DESERT GOLFING
Desert Golfing is brilliant.
It’s brilliant in a way I don’t think I even fully comprehend yet, so here I am writing about it. Desert Golfing is a game about playing golf in a desert, basically exactly what the name indicates. It’s a procedurally generated map that goes on to what’s supposed to be “infinity” (even if it’s around 22500 holes in reality). What’s great about Desert Golfing is the fact that it’s one of the few mobile games that dare to be truly minimalistic. In an age of endless eye candy and glossy animations design to hook you into consuming digital goods, Desert Golfing is a bland, silent and minimalistic experience. There is no menu, no music, no save/load, no leaderboards and no tutorial. The game allows the player to figure it out without interrupting.

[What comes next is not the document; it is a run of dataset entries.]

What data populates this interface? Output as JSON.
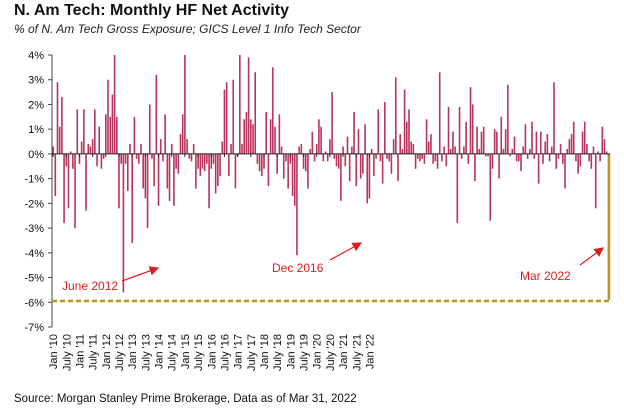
{
  "title": "N. Am Tech: Monthly HF Net Activity",
  "subtitle": "% of N. Am Tech Gross Exposure; GICS Level 1 Info Tech Sector",
  "source": "Source: Morgan Stanley Prime Brokerage, Data as of Mar 31, 2022",
  "colors": {
    "bar": "#b8345a",
    "last_bar": "#b8962e",
    "annotation": "#d92020"
  },
  "chart_data": {
    "type": "bar",
    "title": "N. Am Tech: Monthly HF Net Activity",
    "ylabel": "",
    "xlabel": "",
    "ylim": [
      -7,
      4
    ],
    "y_ticks": [
      "4%",
      "3%",
      "2%",
      "1%",
      "0%",
      "-1%",
      "-2%",
      "-3%",
      "-4%",
      "-5%",
      "-6%",
      "-7%"
    ],
    "x_tick_labels": [
      "Jan '10",
      "July '10",
      "Jan '11",
      "July '11",
      "Jan '12",
      "July '12",
      "Jan '13",
      "July '13",
      "Jan '14",
      "July '14",
      "Jan '15",
      "July '15",
      "Jan '16",
      "July '16",
      "Jan '17",
      "July '17",
      "Jan '18",
      "July '18",
      "Jan '19",
      "July '19",
      "Jan '20",
      "July '20",
      "Jan '21",
      "July '21",
      "Jan '22"
    ],
    "start": "Jan '10",
    "end": "Mar '22",
    "values": [
      0.3,
      -1.7,
      2.9,
      1.1,
      2.3,
      -2.8,
      -0.5,
      -2.2,
      0.1,
      -0.6,
      -3.0,
      1.8,
      -0.4,
      0.5,
      1.8,
      -2.3,
      0.4,
      0.3,
      0.6,
      1.8,
      -0.5,
      1.1,
      -0.6,
      -0.2,
      1.6,
      3.0,
      1.5,
      2.4,
      4.0,
      1.5,
      -2.2,
      -0.4,
      -5.6,
      -0.4,
      -1.5,
      0.4,
      -3.6,
      1.5,
      -0.2,
      -0.4,
      0.4,
      -1.4,
      -1.8,
      -3.0,
      2.0,
      -0.2,
      -1.3,
      3.2,
      -2.1,
      0.6,
      -0.3,
      1.6,
      -1.4,
      -1.9,
      0.4,
      -2.1,
      -0.6,
      -0.8,
      0.8,
      1.6,
      4.0,
      0.6,
      -0.2,
      -0.3,
      0.4,
      -1.4,
      -0.6,
      -0.9,
      -0.6,
      -0.7,
      -0.4,
      -2.2,
      -0.6,
      -0.4,
      -1.6,
      -1.3,
      -0.9,
      0.5,
      2.6,
      2.9,
      -0.9,
      0.4,
      3.0,
      -1.4,
      -0.1,
      4.0,
      0.4,
      1.4,
      1.7,
      3.9,
      1.4,
      1.2,
      3.3,
      -0.4,
      -0.7,
      -0.9,
      -0.6,
      1.7,
      -1.3,
      1.4,
      3.5,
      1.1,
      -0.8,
      1.6,
      0.3,
      -1.0,
      -0.3,
      -1.4,
      -0.4,
      -1.7,
      -2.1,
      -4.1,
      0.3,
      0.4,
      -0.6,
      -0.7,
      -1.4,
      0.2,
      0.9,
      -0.3,
      0.4,
      1.4,
      1.1,
      -0.3,
      0.1,
      -0.3,
      0.6,
      2.5,
      -0.2,
      -0.5,
      -0.6,
      -1.9,
      0.3,
      -0.5,
      0.7,
      -1.1,
      0.3,
      1.7,
      -1.3,
      1.0,
      -1.0,
      -0.8,
      1.2,
      -2.0,
      -1.8,
      0.2,
      -0.9,
      -0.2,
      1.8,
      -0.3,
      -1.2,
      2.1,
      -0.2,
      -0.3,
      -0.8,
      0.6,
      3.1,
      -1.1,
      0.8,
      0.2,
      2.6,
      1.3,
      1.8,
      0.5,
      0.4,
      -0.6,
      -0.2,
      -0.3,
      -0.2,
      -0.4,
      1.4,
      0.5,
      0.8,
      -0.4,
      -0.3,
      -0.6,
      3.3,
      -0.3,
      0.3,
      -0.5,
      1.9,
      0.2,
      0.9,
      0.3,
      -2.8,
      1.9,
      -0.2,
      0.3,
      1.3,
      -0.4,
      2.7,
      2.0,
      -1.1,
      1.1,
      0.2,
      0.9,
      1.1,
      -0.1,
      -0.1,
      -2.7,
      -0.6,
      1.0,
      0.9,
      -1.0,
      1.5,
      0.2,
      1.0,
      2.8,
      -0.1,
      0.2,
      0.7,
      -0.3,
      -0.3,
      -0.7,
      0.3,
      1.2,
      -0.2,
      0.2,
      1.3,
      -0.2,
      0.9,
      -1.2,
      0.9,
      -0.4,
      0.5,
      0.8,
      -0.3,
      0.3,
      2.9,
      -0.6,
      -0.2,
      0.4,
      -0.4,
      -1.4,
      0.2,
      0.6,
      0.8,
      1.3,
      -0.3,
      -0.8,
      -0.5,
      0.9,
      1.3,
      0.4,
      -0.3,
      -0.6,
      0.3,
      -2.2,
      0.1,
      -0.3,
      1.1,
      0.6,
      0.1,
      -5.9
    ],
    "reference_level": -5.95,
    "annotations": [
      {
        "text": "June 2012",
        "x": "June 2012"
      },
      {
        "text": "Dec 2016",
        "x": "Dec 2016"
      },
      {
        "text": "Mar 2022",
        "x": "Mar 2022"
      }
    ],
    "grid": false,
    "legend": "none"
  }
}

There’s something about playing this game alone, pulling off the sickest bouncing shot and watching as the ball perfectly bounces into the hole whilst being unable to share it. We’re so used to the gamification of sharing that it’s almost unnatural to play a game where progress and success isn’t celebrated in some form. The best the game manages to reward you is by throwing in a cactus at some point without any direct functional impact on the game other than taking the joke further.
Desert Golfing shows that minimalism in game design works and is avaliable on iOS, Android and PC. I highly recommend it on a mobile platform as the brilliance really shines through when played for small amounts as the game has virtually no startup time.